Though Your Sins Be As Scarlet, They Shall Be White As Snow; Though They Be Red Like Crimson, They Shall Be As Wool by Glacier
Release date: July 7, 2017Label: Self-Released
“Glacier is made up of 5 guys who like playing loud, sad songs together”. This is the description the band has on their Bandcamp page and couldn’t be more fitting. They’re from Boston, MA and have been around since 2013. Since then they have released Concave, Kirtland and Black Beacon, 3 EPs of either 1 or 2 songs each and each song with somewhere in between 10 and 20 minutes. They clearly like long songs.
Though Your Sins Be As Scarlet, They Shall Be White As Snow; Though They Be Red Like Crimson, They Shall Be As Wool is a long album title and so are the songs themselves, clocking in at 12 and 15 minutes. In comparison with their previous efforts, the mood is darker, heavier and the pace is slower.

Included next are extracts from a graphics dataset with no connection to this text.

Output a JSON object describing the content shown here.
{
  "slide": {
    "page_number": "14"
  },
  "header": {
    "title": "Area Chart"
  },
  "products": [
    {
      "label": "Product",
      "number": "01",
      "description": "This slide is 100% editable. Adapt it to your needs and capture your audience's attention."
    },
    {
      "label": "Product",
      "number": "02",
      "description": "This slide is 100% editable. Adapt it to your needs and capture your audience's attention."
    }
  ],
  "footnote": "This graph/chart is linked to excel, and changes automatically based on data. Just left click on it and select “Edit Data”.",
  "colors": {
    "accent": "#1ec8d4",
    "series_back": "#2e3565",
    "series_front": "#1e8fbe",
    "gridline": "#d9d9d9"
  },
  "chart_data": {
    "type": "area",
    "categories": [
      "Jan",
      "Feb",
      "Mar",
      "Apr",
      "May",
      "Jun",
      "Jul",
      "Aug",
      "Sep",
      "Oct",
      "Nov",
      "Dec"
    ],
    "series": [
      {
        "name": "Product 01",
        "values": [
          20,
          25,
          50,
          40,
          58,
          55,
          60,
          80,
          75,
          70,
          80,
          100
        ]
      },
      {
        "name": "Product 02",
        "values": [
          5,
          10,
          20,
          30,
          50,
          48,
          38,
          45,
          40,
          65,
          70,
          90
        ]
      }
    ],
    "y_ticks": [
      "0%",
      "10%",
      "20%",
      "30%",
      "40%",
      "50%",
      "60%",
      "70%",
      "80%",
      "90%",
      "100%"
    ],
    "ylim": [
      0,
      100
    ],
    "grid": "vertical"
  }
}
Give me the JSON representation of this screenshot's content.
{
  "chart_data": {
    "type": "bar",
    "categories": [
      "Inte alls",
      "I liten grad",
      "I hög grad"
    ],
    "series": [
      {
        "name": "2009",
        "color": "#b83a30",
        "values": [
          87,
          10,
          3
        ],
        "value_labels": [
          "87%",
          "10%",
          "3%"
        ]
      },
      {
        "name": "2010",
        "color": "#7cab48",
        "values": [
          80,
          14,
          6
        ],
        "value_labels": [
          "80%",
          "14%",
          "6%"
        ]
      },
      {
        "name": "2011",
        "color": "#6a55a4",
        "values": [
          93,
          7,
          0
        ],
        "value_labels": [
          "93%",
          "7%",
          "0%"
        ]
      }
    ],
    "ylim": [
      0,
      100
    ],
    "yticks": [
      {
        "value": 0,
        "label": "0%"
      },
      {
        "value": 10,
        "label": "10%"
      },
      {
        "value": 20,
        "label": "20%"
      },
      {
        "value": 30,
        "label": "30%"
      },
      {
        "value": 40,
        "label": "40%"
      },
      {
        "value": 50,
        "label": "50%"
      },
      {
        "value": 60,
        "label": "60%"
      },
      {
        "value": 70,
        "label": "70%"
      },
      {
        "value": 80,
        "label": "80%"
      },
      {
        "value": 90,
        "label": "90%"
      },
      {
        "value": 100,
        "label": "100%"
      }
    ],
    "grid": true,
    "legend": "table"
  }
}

5 minutes in and I drawn in, totally wrapped in its arms. No escape. It felt harsh and punishing but at the same time comforting. As I feel like I’m slowly taken away to somewhere distant by the crushing guitars of the droney intro, I find myself thinking that Glacier is such an appropriate name of the band. A persistent body of sound moving on their own weight. The music embodies their name.
The first movement, Though Your Sins Be As Scarlet, They Shall Be White As Snow, took me to hell and back and to hell again. Such a beauty of a trip. The imagery elicited is lifelike. It feels unrelenting and evil, miserable and hopeless, and it doesn’t allow you to let go. The end of the track gives us some breathing time to contemplate our surroundings. Appreciate and embrace it before being dragged back into darkness. It’s not over yet.
As the second movement, Though They Be Red Like Crimson, They Shall Be As Wool, starts, I feel surrounded by an uncomfortable quietude. Suddenly I’m being thrown around by this menacing mammoth of a riff, shifting from emotion to emotion, effortlessly. Sadness, desperation, hope, pain and then sadness again come through so clearly in form of heavy riffs, punchy and intricate drums and bass and that quasi-Black Metal passage. Such a beast of a track, so loud.
In the end there was no light. No happy ending. Darkness prevailed and I accept this outcome. It’s not a happy or hopeful album. It’s not that album you will put on to lift your mood but it is what you will put on if you want to feel something intense. Feelings perfectly translated into music.
I’m sure this is the release Glacier have been wanting to put out since the beginning of their career. They had presented some interesting ideas in the past but this there is a solid clear vision of what they want to do and how they want to do it. The musicianship has matured and the crescendos and other Post Rock clichés are gone. They have now embraced their more Post Metal side seem so comfortable with it. All their efforts were put into this and the final result is one of the best instrumental albums of 2017.